TIPS TO PREVENT CUSTOMER SHOPLIFTING
Dec 17, 2018
2 MINUTE READ
Dec 17, 2018
2 MINUTE READ
If sales and marketing are your business’ offense, loss prevention is the defense that preserves your hard earned revenue. By instituting some thoughtful policies, you can prevent hemorrhaging money from unsealed leaks in your operation.
- Loss Prevention and Customer Service Go Hand in Hand – Customer theft is always going to be a threat to retailers. Militant protection of your merchandise will turn your customers off, but a total lack of security will ultimately cost you more money. The best course is to institute a policy of customer awareness. At all times someone on staff should be aware of what every customer in the store is looking at, and they should be sensitive to their intentions. This isn’t just a loss prevention strategy, but the basis for attentive customer service. When executed correctly, the two go hand in hand.
- Train Employees to Recognize the Tools of Theft -Thieves come in all packages. Some people feel empowered to steal, and some do so out of desperation. Some people are even addicted to stealing (kleptomania). The best way to recognize thieves is by recognizing the tools of the trade. Large bags, shifty movements and unseasonably heavy coats are suspicious. Many shops require that bags be left at the front of the store. Anyone with an unusually heavy coat must be watched carefully. A friendly offer to hang up their coat while they shop is a gentle deterrent from “pocketing” merchandise.
- Defensive Merchandising – Many thieves target stores simply because they don’t appear to be secure. The simplest way to defend against thieves is to make sure to keep a camera on hot-spots in the store, such as the area near the register and the entrance. A camera on the entrance will capture everyone that leaves, which provides valuable evidence of thievery. Another way to project that you aren’t such an easy target is by locking up your valuable bottles in a decorative glass case. Not only do high-end cases protect bottles from theft, they allure customers that are looking for something special. No products, even inexpensive ones, should be kept too close to the exits. You don’t want to give thieves a chance to reach in and grab something when no one is watching the front. These sorts of “quick grab” thefts are very common, and can be prevented with defensive merchandising.

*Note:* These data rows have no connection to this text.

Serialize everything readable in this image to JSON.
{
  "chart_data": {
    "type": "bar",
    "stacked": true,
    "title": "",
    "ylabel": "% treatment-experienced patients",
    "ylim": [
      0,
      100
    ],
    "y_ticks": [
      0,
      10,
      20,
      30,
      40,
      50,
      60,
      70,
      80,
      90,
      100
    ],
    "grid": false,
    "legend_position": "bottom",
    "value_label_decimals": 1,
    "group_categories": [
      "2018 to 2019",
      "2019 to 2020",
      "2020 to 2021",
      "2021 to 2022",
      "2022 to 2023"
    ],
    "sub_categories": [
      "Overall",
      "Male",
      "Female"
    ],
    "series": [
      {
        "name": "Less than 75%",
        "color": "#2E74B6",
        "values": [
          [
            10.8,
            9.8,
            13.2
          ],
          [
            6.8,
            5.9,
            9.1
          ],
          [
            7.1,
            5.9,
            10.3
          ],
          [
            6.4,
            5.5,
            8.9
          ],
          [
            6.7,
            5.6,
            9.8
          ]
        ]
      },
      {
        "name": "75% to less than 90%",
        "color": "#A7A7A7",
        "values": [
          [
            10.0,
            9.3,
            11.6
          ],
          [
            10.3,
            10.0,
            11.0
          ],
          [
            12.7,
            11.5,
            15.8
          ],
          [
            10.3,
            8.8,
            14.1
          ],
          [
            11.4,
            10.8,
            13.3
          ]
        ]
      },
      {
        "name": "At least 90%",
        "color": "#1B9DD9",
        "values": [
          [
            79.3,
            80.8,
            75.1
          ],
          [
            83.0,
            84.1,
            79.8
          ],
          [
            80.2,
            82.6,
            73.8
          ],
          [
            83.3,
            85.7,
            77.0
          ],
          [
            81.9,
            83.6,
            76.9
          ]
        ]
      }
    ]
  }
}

4. Early Prevention is the Best Defense -The further along a thief gets in their plot, the less chance you have of stopping them, and the more confrontation that will be required. Discouraging thieves from even stepping in the door is best. Security guards are standard for large retail operations. For smaller shops, discouraging thieves in the store with attentive floor staff is the next best thing to having a security team. Once a bottle is in any customer’s possession the best practice is to ask them if you can bring it up to the counter for them, thus eliminating their burden as they shop. Should you catch someone on their way out of the store with a stolen bottle, it’s important to let them know that you’ve noticed them, even if it’s too late to stop them from running away. This will discourage them from striking again. It’s best to alert the police in case of theft, especially if you see them in the area again. If thieves get away with stealing, they feel empowered to strike again.